Early summer is jacaranda time in NSW.
This year I caught the annual floral miracle twice: at Grafton Jacaranda Festival in October and then again in Sydney three weeks later, where despite heat, drought and ferocious winds hundreds of jacaranda trees turned on a sensational display of fragrant, rich purple flowers.
Jacarandas belong to the Trumpet Vine (Bignoniaceae) family and are native to tropical and sub-tropical central and south America. J. mimosifolia, the most commonly planted species, is large, spreading sub-tropical tree (up to 15 metres high x 10 metres wide) from drier parts of South America, which is partly why it has adapted so well to life in Australia, the world's driest continent.
It is almost evergreen, its ferny leaves turning yellow at the end of winter and falling just before the flowers appear in dense clusters that envelop the trees' stems and branches.
According to Derelie Cherry in her biography Alexander Macleay, From Scotland to Sydney (2012), it was Macleay who brought the first jacarandas to NSW for the fine garden he was making at Elizabeth Bay House.
Macleay was a passionate plant lover and gardener - he was secretary of the Linnaean Society in London from 1798-1825 - and he introduced many lovely plants to Australia, including wisteria, double white Camellia japonica and many roses.

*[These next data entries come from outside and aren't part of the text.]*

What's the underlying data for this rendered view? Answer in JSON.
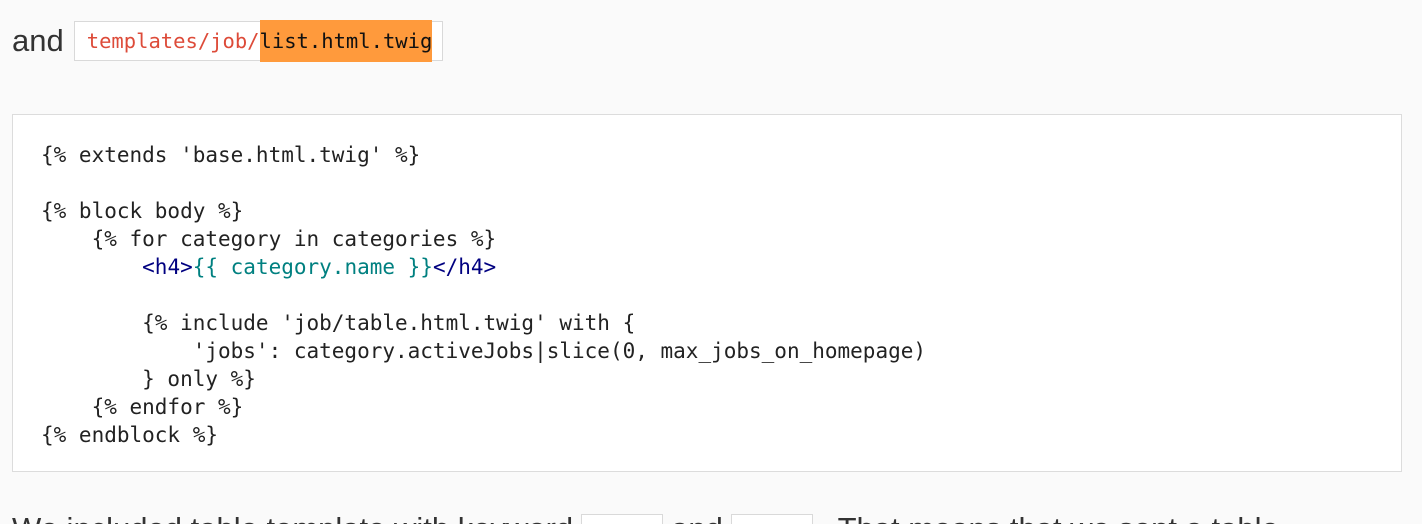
{
  "intro": {
    "text": "and",
    "path_prefix": "templates/job/",
    "path_highlight": "list.html.twig"
  },
  "code": {
    "line1": "{% extends 'base.html.twig' %}",
    "line2": "",
    "line3": "{% block body %}",
    "line4": "    {% for category in categories %}",
    "line5_indent": "        ",
    "line5_tag_open": "<h4>",
    "line5_expr": "{{ category.name }}",
    "line5_tag_close": "</h4>",
    "line6": "",
    "line7": "        {% include 'job/table.html.twig' with {",
    "line8": "            'jobs': category.activeJobs|slice(0, max_jobs_on_homepage)",
    "line9": "        } only %}",
    "line10": "    {% endfor %}",
    "line11": "{% endblock %}"
  },
  "bottom": {
    "part1": "We included table template with keyword",
    "part2": "and",
    "part3": ". That means that we sent a table"
  }
}
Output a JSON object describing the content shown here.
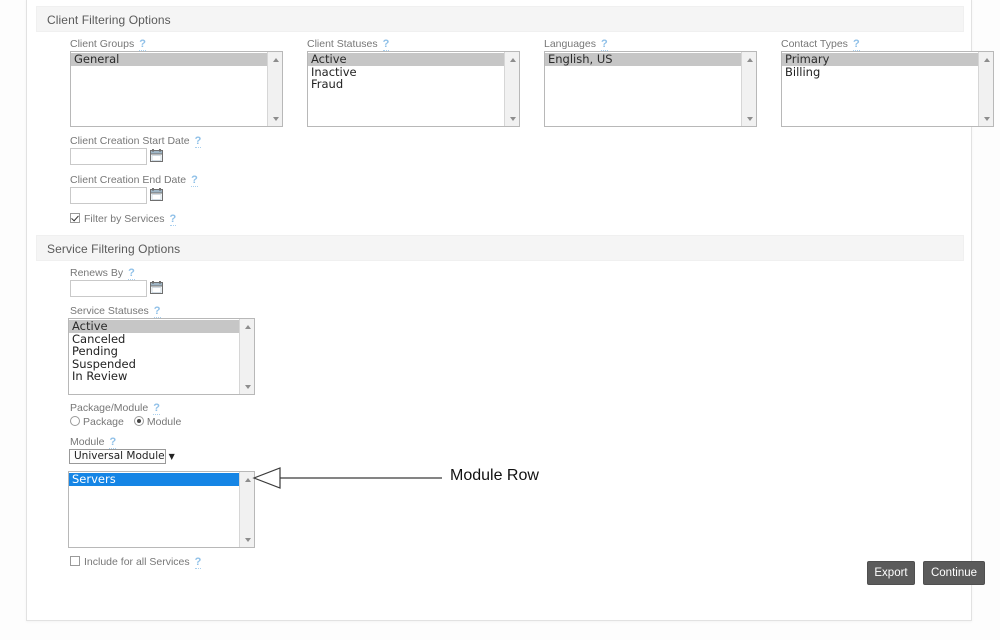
{
  "sections": {
    "client": {
      "title": "Client Filtering Options"
    },
    "service": {
      "title": "Service Filtering Options"
    }
  },
  "help_marker": "?",
  "client_filters": {
    "client_groups": {
      "label": "Client Groups",
      "options": [
        "General"
      ],
      "selected": "General"
    },
    "client_statuses": {
      "label": "Client Statuses",
      "options": [
        "Active",
        "Inactive",
        "Fraud"
      ],
      "selected": "Active"
    },
    "languages": {
      "label": "Languages",
      "options": [
        "English, US"
      ],
      "selected": "English, US"
    },
    "contact_types": {
      "label": "Contact Types",
      "options": [
        "Primary",
        "Billing"
      ],
      "selected": "Primary"
    },
    "creation_start_date": {
      "label": "Client Creation Start Date",
      "value": "",
      "placeholder": ""
    },
    "creation_end_date": {
      "label": "Client Creation End Date",
      "value": "",
      "placeholder": ""
    },
    "filter_by_services": {
      "label": "Filter by Services",
      "checked": true
    }
  },
  "service_filters": {
    "renews_by": {
      "label": "Renews By",
      "value": "",
      "placeholder": ""
    },
    "service_statuses": {
      "label": "Service Statuses",
      "options": [
        "Active",
        "Canceled",
        "Pending",
        "Suspended",
        "In Review"
      ],
      "selected": "Active"
    },
    "package_module": {
      "label": "Package/Module",
      "options": [
        "Package",
        "Module"
      ],
      "selected": "Module"
    },
    "module": {
      "label": "Module",
      "selected": "Universal Module",
      "caret": "▼"
    },
    "module_rows": {
      "options": [
        "Servers"
      ],
      "selected": "Servers"
    },
    "include_all_services": {
      "label": "Include for all Services",
      "checked": false
    }
  },
  "annotation": {
    "label": "Module Row"
  },
  "footer": {
    "export_label": "Export",
    "continue_label": "Continue"
  },
  "colors": {
    "section_header_bg": "#f5f5f5",
    "selection_gray": "#c6c6c6",
    "selection_blue": "#1585e5",
    "button_bg": "#5b5b5b",
    "help_link": "#8fc0e8"
  }
}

He grew jacarandas from seed imported directly from South America, and native plants from Western Australia previously unknown in NSW.
Although sub-tropical, jacarandas tolerate light frost but in cooler areas trees grow more slowly and their blooms are smaller and less dense. Good-sized trees flower every November on the hinterland west of Sydney, in locations up to an elevation of 500m.
They like full sun and fertile, well-drained soil. In districts with dry summers, they will need some irrigation. If you'd like to emulate Alexander Macleay and grow one from seed, it will take longer to flower than a grafted tree and its flower colour may vary.
If you already have a jacaranda, look out for seedlings: who knows, you may discover an exciting new variation in flower colour.
I'd dearly love a jacaranda tree but even in my most optimistic moments, I can't seriously imagine one surviving a winter in my garden, let alone flowering.
Luckily, there are lots of frost-hardy flowering trees for highland and inland gardens.
The Persian silk tree (Albizia julibrissin) is startlingly similar to the jacaranda, with ferny leaves and a broad, spreading canopy. It carries bunches of fluffy pink flowers and tolerates temperatures down to a bitter -20 degrees.
Equally hardy is the smokebush, Cotinus coggygria (survives -25 degrees, brrr). Mine are all large shrubs but left to its own devices the smokebush grows into a splendid small, spreading tree. It's reliably tough and drought-hardy, with early summer flowers like puffs of mist and large, rounded leaves turning gorgeous red, orange and gold in autumn.
Marginally less hardy (to -18 degrees.), the evergreen Loquat tree (Eriobotrya japonica, five to 10m.) has creamy flowers, golden orange fruit and a striking, architectural shape.